1

I have a spark dataframe df. I need to update Spark dataframe column names based on Map type key value pairs.

 df.show()

   | col1|col2 |col3|
   |  2  |  Ive|1989|
   |Tom  | null|1981|
   |  4  | John|1991|

 Map_value = (col1 -> id, col2 -> name, col3 -> year)

Need help. I am not sure how to proceed

Expected output:

   | id  | name|year|
   |  2  |  Ive|1989|
   |Tom  | null|1981|
   |  4  | John|1991|
  

3 Answers3

1

Given:

case class ColData(col1: String, col2: String, col3: Int)

defined at a top level:

    val sourceSeq = Seq(
      ColData("2", "Ive", 1989),
      ColData("Tom", null, 1981),
      ColData("4", "John", 1991),
    )

    import sparkSession.implicits._

    def mapFields[T](ds: Dataset[T], fieldNameMap: Map[String, String]): DataFrame = {
      // make sure the fields are present - note this is not a free operation
      val fieldNames = ds.schema.fieldNames.toSet
      val newNames = fieldNameMap.filterKeys(fieldNames).map{ 
        case (oldFieldName, newFieldName) => col(oldFieldName).as(newFieldName)
      }.toSeq
      
      ds.select(newNames: _*)
    }

    val newNames = mapFields(sourceSeq.toDS(), Map("col1" -> "id", "col2" -> "name", "col3" -> "year", "not a field" -> "field"))

    newNames.show()

yielding:

+---+----+----+
| id|name|year|
+---+----+----+
|  2| Ive|1989|
|Tom|null|1981|
|  4|John|1991|
+---+----+----+

Note:

The fieldNames check uses ds.schema, which can be very expensive so prefer to use known fields instead of .schema. Using withColumn or withColumn renamed over lots of fields can severely impact performance as not all the projections are actually removed in generated code, prefer to keep the number of projections low where possible.

Chris
  • 1,240
  • 7
  • 8
  • [evidence for withColumn woes](https://lansalo.wordpress.com/2018/05/13/spark-how-to-add-multiple-columns-in-dataframes-and-how-not-to/) – Chris Aug 14 '23 at 15:06
0

You can use withColumnRenamed to renanme a column.

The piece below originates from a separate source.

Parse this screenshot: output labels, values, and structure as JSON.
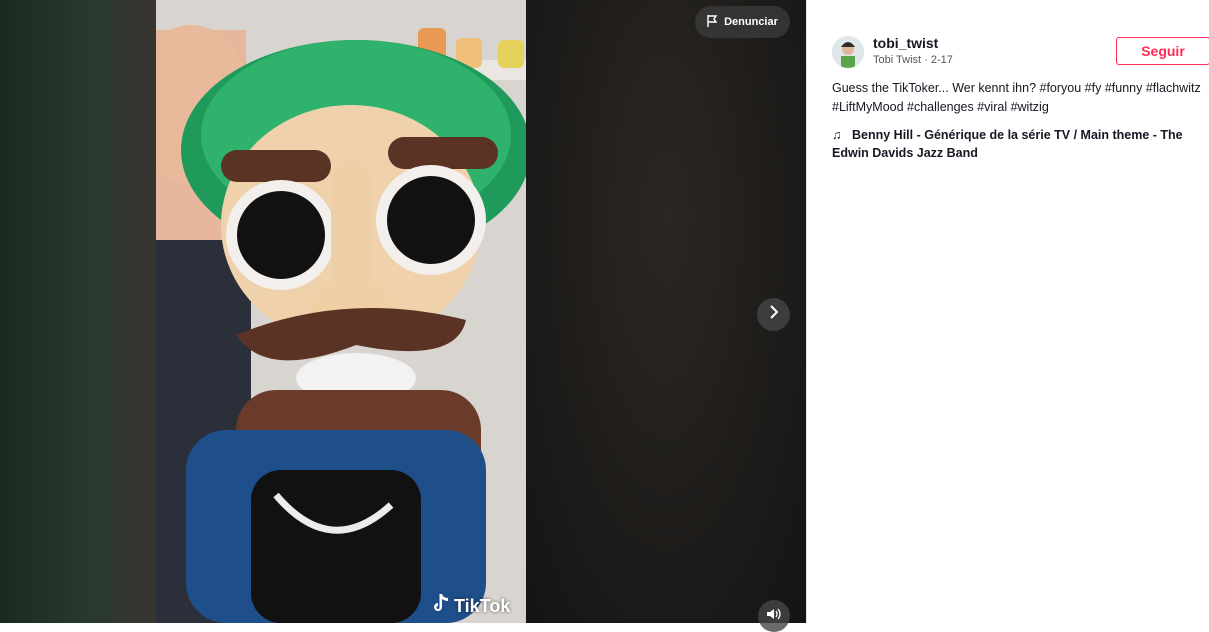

so using pseudo-code, the code should be:

map_value.foreach((k,v) ->  df = df.withcolumnrenamed(k,v))

For each key/value in your map, in the dataframe, rename the column key, by the new name value.

maxime G
  • 1,660
  • 1
  • 10
  • 27
0

This another way of solution is fine:

import org.apache.spark.sql.functions.col
val mapValue = Map(col1 -> id, col2 -> name, col3 -> year)

val colsAll = df.columns
val dfTransform = df.select(colsAll.map(c => col(c).as(mapValue.getOrElse(c,c))): _*)

Select is another helpful way to rename columns, in this case, you rename all columns, and then with getOrElse you can change if the field exits.